Der FCC würde Bereiche der Teilchenphysik untersuchen, die bis dato noch weitgehend unerforscht sind. Denn heute erklärt das Standardmodell der Teilchenphysik nur die sichtbare Materie, die etwa fünf Prozent des Universums ausmacht, und lässt wichtige Phänomene wie die dunkle Materie oder die dunkle Energie unerklärt.

Mit einem Umfang von 91 Kilometern wäre der FCC etwa dreimal so gross wie der Large Hadron Collider (LHC) und würde 10-mal so hohe Energien erreichen. Forschende könnten Teilchenkollisionen in noch nie dagewesener Präzision und Menge untersuchen. Die für den FCC entwickelten Technologien können Innovationen in Bereichen wie Informatik, Energie, bildgebende Medizin, Krebstherapien, Datenverarbeitung oder künstlicher Intelligenz fördern. 

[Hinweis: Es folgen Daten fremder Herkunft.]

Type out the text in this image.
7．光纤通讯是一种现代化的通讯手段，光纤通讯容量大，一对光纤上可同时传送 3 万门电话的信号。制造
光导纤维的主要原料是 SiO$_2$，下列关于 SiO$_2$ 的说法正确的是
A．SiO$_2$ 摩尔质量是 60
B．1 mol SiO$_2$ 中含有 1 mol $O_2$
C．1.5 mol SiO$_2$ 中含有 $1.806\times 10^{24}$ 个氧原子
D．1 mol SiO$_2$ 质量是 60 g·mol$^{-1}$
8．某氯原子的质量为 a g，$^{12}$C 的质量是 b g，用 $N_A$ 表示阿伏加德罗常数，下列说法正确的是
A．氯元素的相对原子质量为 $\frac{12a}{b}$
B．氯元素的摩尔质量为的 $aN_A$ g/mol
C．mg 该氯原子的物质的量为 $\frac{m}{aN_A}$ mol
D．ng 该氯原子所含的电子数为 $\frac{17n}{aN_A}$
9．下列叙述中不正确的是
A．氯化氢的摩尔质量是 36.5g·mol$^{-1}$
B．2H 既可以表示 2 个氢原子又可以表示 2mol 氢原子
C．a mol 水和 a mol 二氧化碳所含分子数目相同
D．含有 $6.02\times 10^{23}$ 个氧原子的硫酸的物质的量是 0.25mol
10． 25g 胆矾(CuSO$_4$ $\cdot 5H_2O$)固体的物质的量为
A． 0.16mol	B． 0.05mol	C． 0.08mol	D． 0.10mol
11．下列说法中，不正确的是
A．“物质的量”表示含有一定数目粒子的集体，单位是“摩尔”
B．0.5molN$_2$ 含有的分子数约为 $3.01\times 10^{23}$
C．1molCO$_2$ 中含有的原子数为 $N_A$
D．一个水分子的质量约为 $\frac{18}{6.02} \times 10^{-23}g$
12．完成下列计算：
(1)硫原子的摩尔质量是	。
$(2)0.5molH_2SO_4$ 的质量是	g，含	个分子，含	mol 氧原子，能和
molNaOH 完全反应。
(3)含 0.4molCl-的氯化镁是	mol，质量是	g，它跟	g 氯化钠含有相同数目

Fällt die Machbarkeitsstudie positiv aus, so könnten die CERN-Mitgliedsstaaten frühestens 2027/2028 eine Entscheidung zum Bau des FCC fällen. Das Projekt würde bis Ende des Jahrhunderts wissenschaftliche Erkenntnisse liefern.

Die Rolle und das Engagement der Schweiz

Als Gaststaat des CERN hat die Schweiz in den letzten 70 Jahren zum Erfolg des Labors beigetragen. Das Engagement unseres Landes für Bildung, Forschung und Innovation spiegelt sich in der starken Partnerschaft zwischen dem CERN und Schweizer Institutionen wider. Auch in Zukunft wird die Schweiz eine wichtige Rolle bei der Unterstützung der bahnbrechenden Arbeit des CERN spielen und sicherstellen, dass das Labor ein Zentrum für wissenschaftliche Exzellenz bleibt.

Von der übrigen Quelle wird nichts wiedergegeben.